Del resto: Bob Marley come Che Guevara, si diceva. Un’icona superficiale suo malgrado che però, accidenti, funziona. Un’icona che come tutte le migliori icone appena la vedi ricostruisce subito un intero mondo di significati condivisi. Esattamente come i capelli "rasta": quei dreadlocks meravigliosamente consegnati alla storia del cinema da Marco Cocci - il rasta figlio di papà in Ovosodo di Virzì - in tutta la loro ambigua valenza di scelta estetica "contro" ma anche di moda burina, totalmente slegata dalle motivazioni storiche originali (il precetto biblico, contenuto nel libro del Levitico, che prescriveva ai sacerdoti rasta di non tagliarsi i capelli in segno di rispetto alla divinità). Il lascito di Marley, la sua eredità, sono anche in queste piccole cose. Anche se - un po’ a sorpresa, va detto - la figura che più di ogni altra negli ultimi anni sembra averne raccolto l’eredità spirituale e materiale è la vedova, Rita Marley. Ad esempio è lei che lo scorso anno ha lottato con successo perché i resti dell’ex-marito venissero esumati in Giamaica e quindi seppelliti in Etiopia (come da sogno rastafari di un "ritorno all’Africa" di tutti i neri). La storia tra loro fu in realtà piuttosto controversa, ed è Rita stessa ad averla raccontata in un libro uscito due anni fa, No Woman No Cry: My Life with Bob Marley.
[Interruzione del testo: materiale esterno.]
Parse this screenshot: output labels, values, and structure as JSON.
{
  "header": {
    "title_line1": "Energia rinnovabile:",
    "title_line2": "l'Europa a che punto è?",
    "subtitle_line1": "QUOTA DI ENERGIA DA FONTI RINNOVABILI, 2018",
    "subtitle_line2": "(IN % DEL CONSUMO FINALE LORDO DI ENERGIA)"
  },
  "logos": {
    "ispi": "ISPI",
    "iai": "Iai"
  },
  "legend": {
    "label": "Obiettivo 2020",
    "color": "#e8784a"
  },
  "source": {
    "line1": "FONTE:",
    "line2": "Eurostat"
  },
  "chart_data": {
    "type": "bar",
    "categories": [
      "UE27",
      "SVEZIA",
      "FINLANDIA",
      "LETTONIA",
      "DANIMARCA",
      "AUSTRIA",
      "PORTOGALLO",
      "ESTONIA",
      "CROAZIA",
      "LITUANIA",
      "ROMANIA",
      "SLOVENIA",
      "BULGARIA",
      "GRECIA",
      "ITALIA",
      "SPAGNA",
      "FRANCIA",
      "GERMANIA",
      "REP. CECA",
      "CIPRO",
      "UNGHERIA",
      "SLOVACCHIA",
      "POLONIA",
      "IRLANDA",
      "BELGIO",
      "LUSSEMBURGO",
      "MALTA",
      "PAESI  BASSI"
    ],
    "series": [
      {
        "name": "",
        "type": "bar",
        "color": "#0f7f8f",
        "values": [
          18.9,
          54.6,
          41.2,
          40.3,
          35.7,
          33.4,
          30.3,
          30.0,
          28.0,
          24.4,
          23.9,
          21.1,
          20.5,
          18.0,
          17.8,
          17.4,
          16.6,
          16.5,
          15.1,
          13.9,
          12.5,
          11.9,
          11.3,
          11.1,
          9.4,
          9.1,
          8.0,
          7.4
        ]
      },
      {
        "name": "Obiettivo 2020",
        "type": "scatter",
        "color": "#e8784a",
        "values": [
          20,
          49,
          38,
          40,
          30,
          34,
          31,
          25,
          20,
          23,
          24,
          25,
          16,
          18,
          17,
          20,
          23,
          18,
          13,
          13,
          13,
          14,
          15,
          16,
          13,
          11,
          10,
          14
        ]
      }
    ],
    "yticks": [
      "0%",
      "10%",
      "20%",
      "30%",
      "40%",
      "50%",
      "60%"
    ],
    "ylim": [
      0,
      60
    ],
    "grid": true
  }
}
Sposati nel 1966 e di fatto rimasti insieme fino alla morte di lui, i due hanno avuto una relazione nel migliore dei casi "discontinua". Addirittura, ricorda Rita, agli inizi del successo internazionale un discografico consigliò a Bob di mantenere "un basso profilo" sulla questione del matrimonio, per non "danneggiare l’immagine" presso le fan... Risultato: dei dodici figli "ufficiali" di Bob Marley solo tre sono figli anche di Rita: gli altri arrivano dall’unione di Marley con altre donne (e due - comunque riconosciuti da Bob - dall’unione di Rita con altri uomini). E in uno strano caso di gossip post-mortem, circa un anno fa è venuta fuori pure la storia, troppo incredibile per non essere vera, di una breve relazione - una settimana appena, una settimana di passione in un hotel di New York sul finire degli anni Settanta - tra Bob Marley e la super-editore-capo di Vogue Usa, Anna Wintour. Almeno in questo caso, però, nessun bebè coi dreadlocks ha reclamato paternità eccellenti.